Details about the various indices:

  1. Prime rate: The interest rate banks charge their best (prime) customers.
  2. Treasury bill rate: Treasury bills are short-term debt instruments used by the U.S. Government to finance their debt. Commonly called T-bills, they mature in less than one year.
  3. Libor: London Interbank Offered Rate. The interest rate international banks in London charge when lending to each other. Indices are quoted for maturities of one, three, six and twelve months. The most common Libor rate referred to in ARMs is the six-month Libor rate.
  4. 6 month CD rate: The average rate that banks pay on a six-month Certificate of Deposit.
  5. 11th District Cost of Funds Index (COFI): The index is the average monthly cost of the interest expenses incurred by members of the 11th District of the Federal Home Loan Bank System. Deposits in checking and savings accounts, certificates of deposit, transactions accounts, and passbook accounts are the primary source of funds for these savings institutions. The COFI moves slowly and lags behind the market. For COFI ARM borrowers, this is an advantage when interest rates are rising, but a disadvantage when rates are falling. When rates are rising, the COFI rate, and consequently the ARM rate, will rise slowly. Conversely, when rates are falling, the COFI rate and ARM rate will decrease slowly.

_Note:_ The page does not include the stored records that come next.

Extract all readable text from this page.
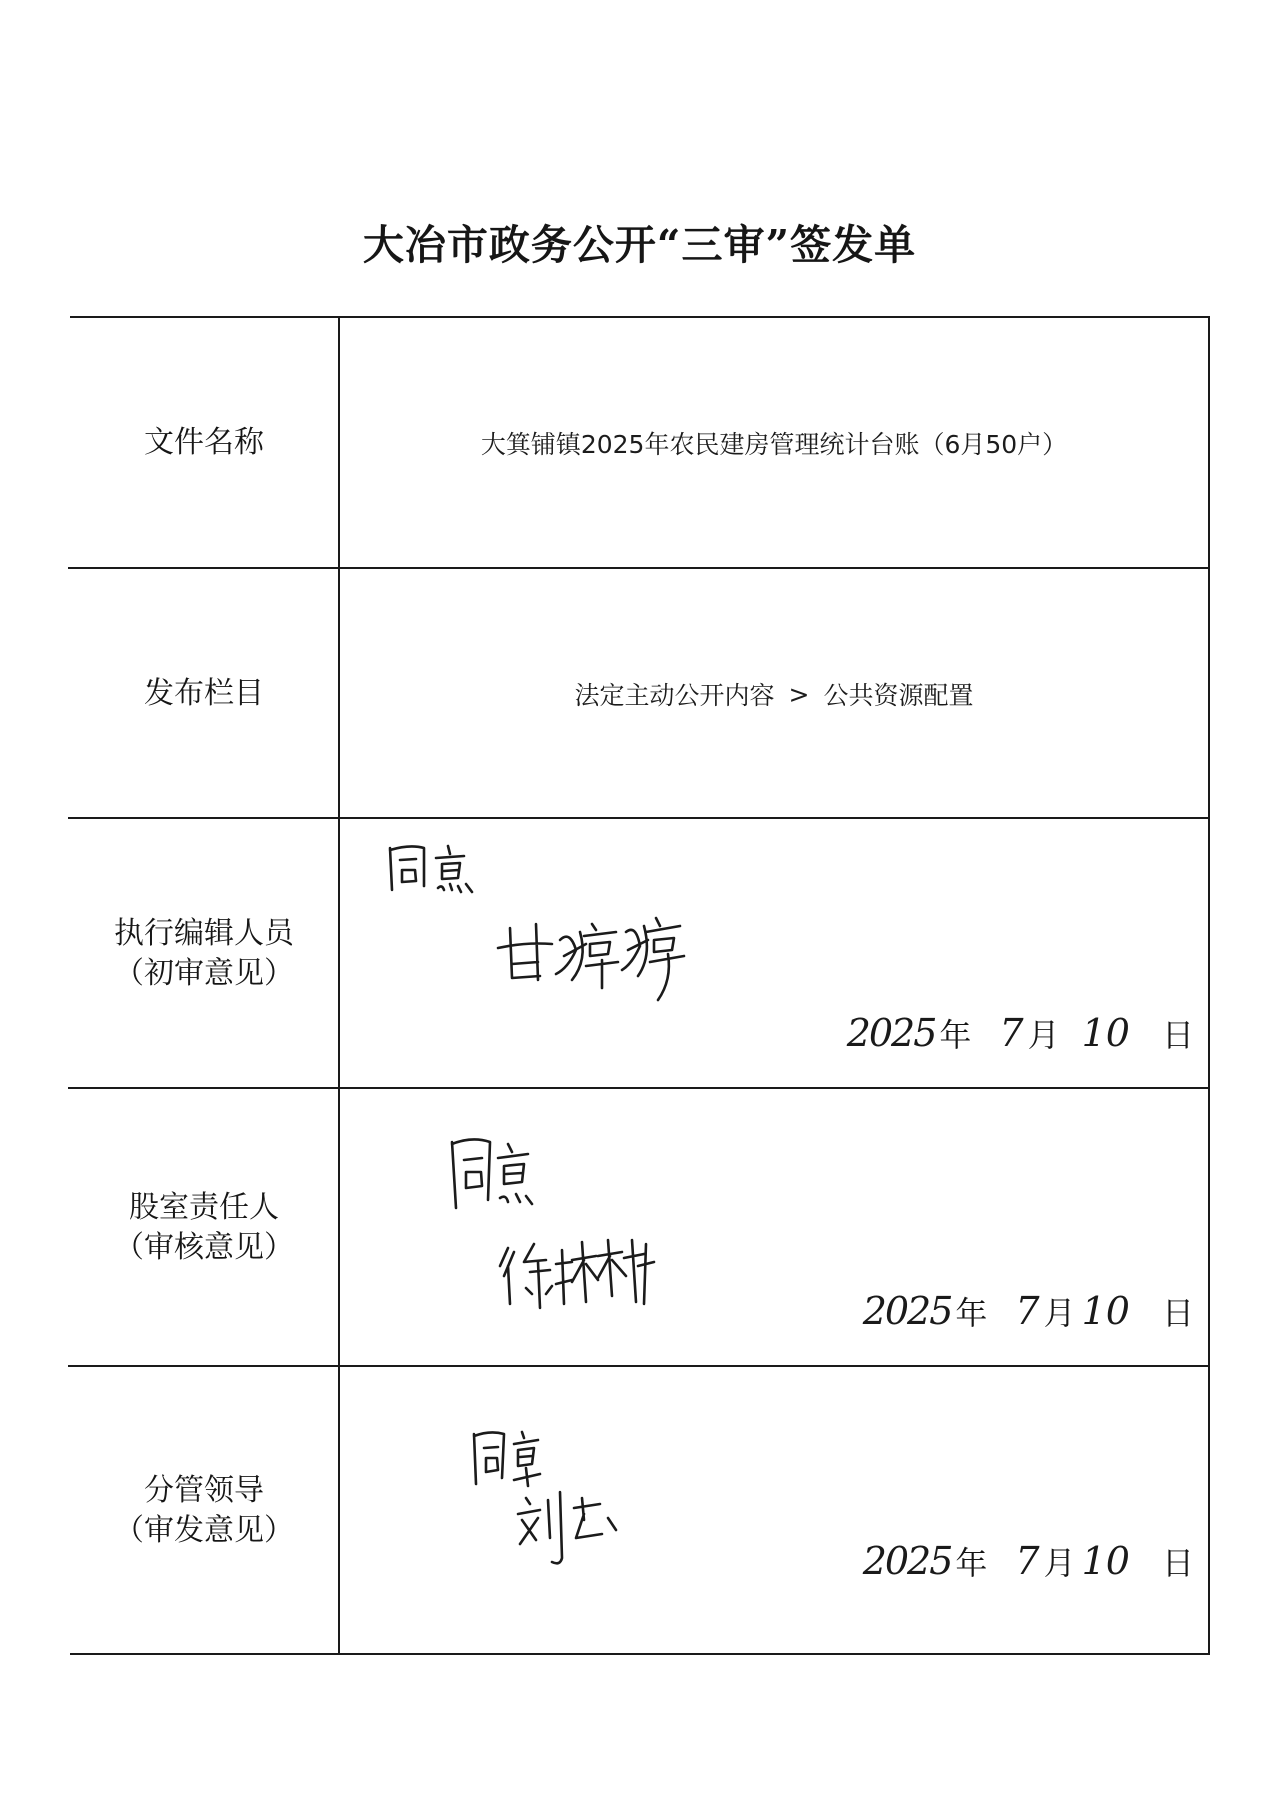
大冶市政务公开“三审”签发单
文件名称	大箕铺镇2025年农民建房管理统计台账（6月50户）
发布栏目	法定主动公开内容 > 公共资源配置
执行编辑人员
（初审意见）
2025 年 7 月 10 日
股室责任人
（审核意见）
2025 年 7 月 10 日
分管领导
（审发意见）
2025 年 7 月 10 日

Popular ARM programs. Some of the more popular ARM programs include:

  • One-Year Treasury Bill ARM - Adjusts annually with a two percent annual cap.
  • Six-Month Certificate of Deposit (CD) ARM - Adjusts every six months with with an adjustment cap of 1 percent. The CD rate is very volatile and changes quickly with the market.
  • Six-Month Treasury Average ARM - This index is relatively stable because it averages the treasury rate over the previous six months. This loan has a maximum interest rate adjustment of 1 percent every six months.
  • Twelve-Month Treasury Average ARM - This index is relatively stable because it averages the treasury rate over the previous twelve months. This loan has a maximum interest rate adjustment of 2 percent every twelve months.
  • Three-month COFI ARM - The COFI is one of the most stable indices and adjusts very slowly. The three-month COFI ARM typically has a very low start-rate for the first three months, after which time the interest is fully indexed and adjusts monthly.

Intermediate ARMS

Lenders also offer ARMs which feature an initial adjustment period with an intermediate time frame. The most popular intermediate ARM loans are the 3/1, 5/1, 7/1 and 10/1. These loans are normally amortized over thirty years with the interest rate initially fixed for three, five, seven and ten years respectively. After the initial fixed period, these loans typically adjust annually.

Intermediate ARMs are very popular with borrowers who want the stability of a fixed rate and the benefit of a lower introductory rate. If you plan to sell or refinance your home in three to ten years, you may want to consider an intermediate ARM loan rather than a fixed-rate mortgage. You can save money with the lower introductory rate, but you risk having a higher rate if you are still in your home when the introductory rate period expires and the rate starts adjusting toward market levels.